Rice deal reached

Guyana and Jamaica have reached a deal that grants the island a waiver of the Common External Tariff (CET) on 9,000 tonnes of rice en route from the US and provides a guaranteed market for 60,000 tonnes of this country’s rice per annum.

The deal came following a meeting between President Bharrat Jadgeo and Jamaica’s Prime Minister Bruce Golding earlier this week. Agriculture Minister, Robert Persaud, confirmed the reports of the deal which were carried in yesterday’s editions of the Jamaica Gleaner and Jamaica Observer. He emphasized that the 60, 000 tonnes to be imported by Jamaica each year from Guyana is the highest in this country’s history to be imported by Kingston per year.

Minister Persaud told Stabroek News that a compromise had been reached during the meeting with the two leaders, who met after the issue was raised during the 26th Council for Trade and Economic Development (COTED) meeting in Antigua and Barbuda last weekend.
 
The Agriculture Minister said that Jamaica had initially requested a waiver on 24,000 tonnes of rice. He noted that Guyana can only supply 60,000 tonnes of rice per year to the island. The minister added that a draft agreement was signed while the final document is being completed.

The two newspapers had reported that the country’s Ministry of Industry and Commerce, Karl Samuda had made the announcement about the deal in Jamaica’s Parliament on Tuesday. According to the reports, Guyana has agreed not to oppose Jamaica’s application for the suspension of the CET on 9,000 tonnes of rice already on its way to the island from the United States.

The issue of Guyana’s ability to supply Jamaica with the commodity and the island’s need for a stock of rice had been discussed at the recently concluded COTED meeting. Jamaica had requested a suspension of the CET to import rice from extra-regional sources, but Guyana had indicated that it could supply Jamaica’s demand for the commodity.

Fellow Caribbean Community (CARICOM) member, Suriname had said at the weekend meeting that it would have supported Jamaica’s push for a waiver of the 25% CET that would clear the way for the island to buy rice outside the region, but only if the Golding/Jagdeo meeting failed to reach compromise.

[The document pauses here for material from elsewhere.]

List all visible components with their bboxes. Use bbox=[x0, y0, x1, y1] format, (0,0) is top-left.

According to the Gleaner, speaking in parliament on Tuesday, Samuda said an agreement had been reached between the two country leaders, but that Jagdeo had conditions. “Following those discussions, I had a discussion later with President Jagdeo who advised us that he would not oppose our application for a suspension of 9,000 tonnes, which are on the way and due to arrive on May 20,” the paper quoted Samuda as saying.  “We would, in turn, give an assurance that … out of the 100,000 tonnes required by the country, we would give a guarantee to purchase from Guyana 60,000 tonnes per annum and on that basis, he (President Jadgeo) would not object,” Samuda further said adding that “he (Jagdeo) further indicated that he gave his undertaking that within two weeks, Jamaica would be supplied with 14,000 tonnes of rice from Guyana, in addition to the nearly 3,000 tonnes that are now on its way to Jamaica.”  The Observer report said that the Jamaican Government had warned that it would have overridden Guyanese resistance to the request for the suspension of the CET on rice imports from the US, in order to guarantee supplies. The paper reported that Samuda had said that Jamaican importers have lost faith in the ability of Guyana’s distributors to meet that country’s rice needs. Guyana has maintained that it had the ability to supply its rice commitments to Jamaica.